Dans le coton

Dans le coton tout blanc… je n’y vois plus rien et j’entends à peine.
Juste un vague écho d’aspirateur dans un couloir au loin.

Dans le coton tout blanc, je ne me sens plus, plus de bras, plus de jambes, plus de peau… Je ne sens même pas le drap ou la toile qui me touche. Je ne sens rien.
Ai-je mal ? Faudrait faire le compte. Un par un voir ce qui va et ce qui ne va pas. Mais comment faire un inventaire sans voir et sans ressentir.
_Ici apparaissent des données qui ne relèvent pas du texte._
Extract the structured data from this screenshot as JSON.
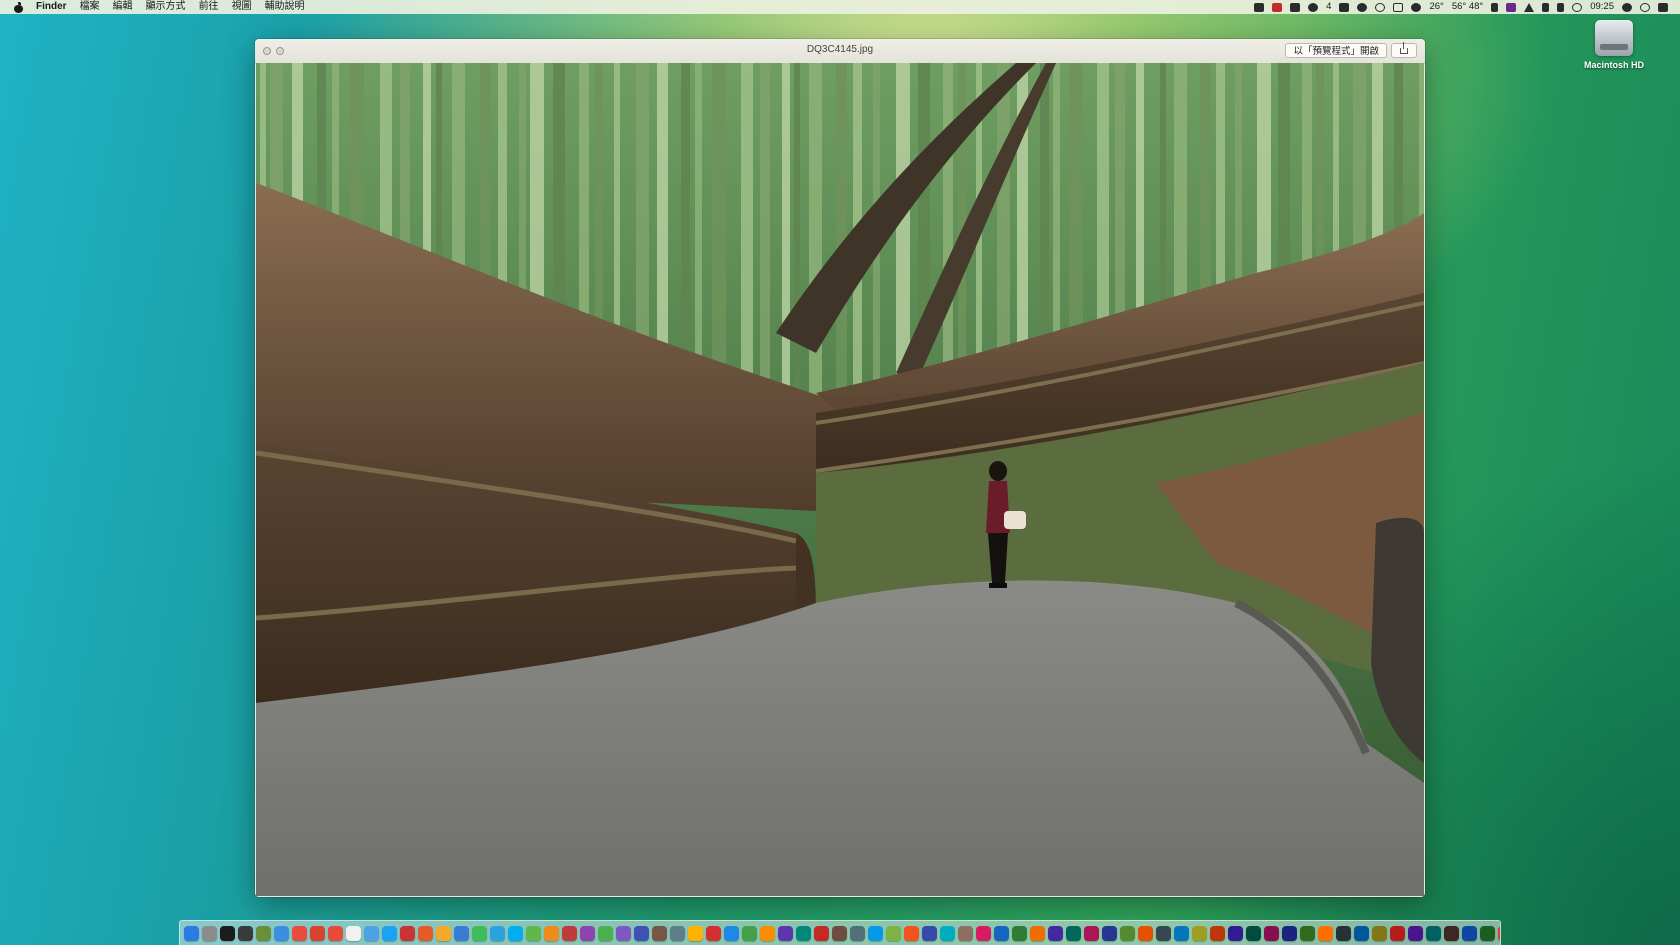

Dans le blanc du coton, il y a comme une lueur plus forte, un peu, sur le côté. Peut-être une fenêtre? Dans une vague, très vague coloration du blanc, un peu plus froide peut-être, c’est certainement une fenêtre, vers la droite, mais comment le savoir ?

Et si je parlais ? Pourrais-je m’entendre ? Mais je n’en ai pas la force. Je crois que c’est bloqué. Il y a un poids sur ma mâchoire. Je sens tout le bas du visage écrasé, tenu, par un étau. Et bien tu vois bien que tu sens quelque chose ! Et ma langue, dans ma bouche ? Non je ne sens plus rien?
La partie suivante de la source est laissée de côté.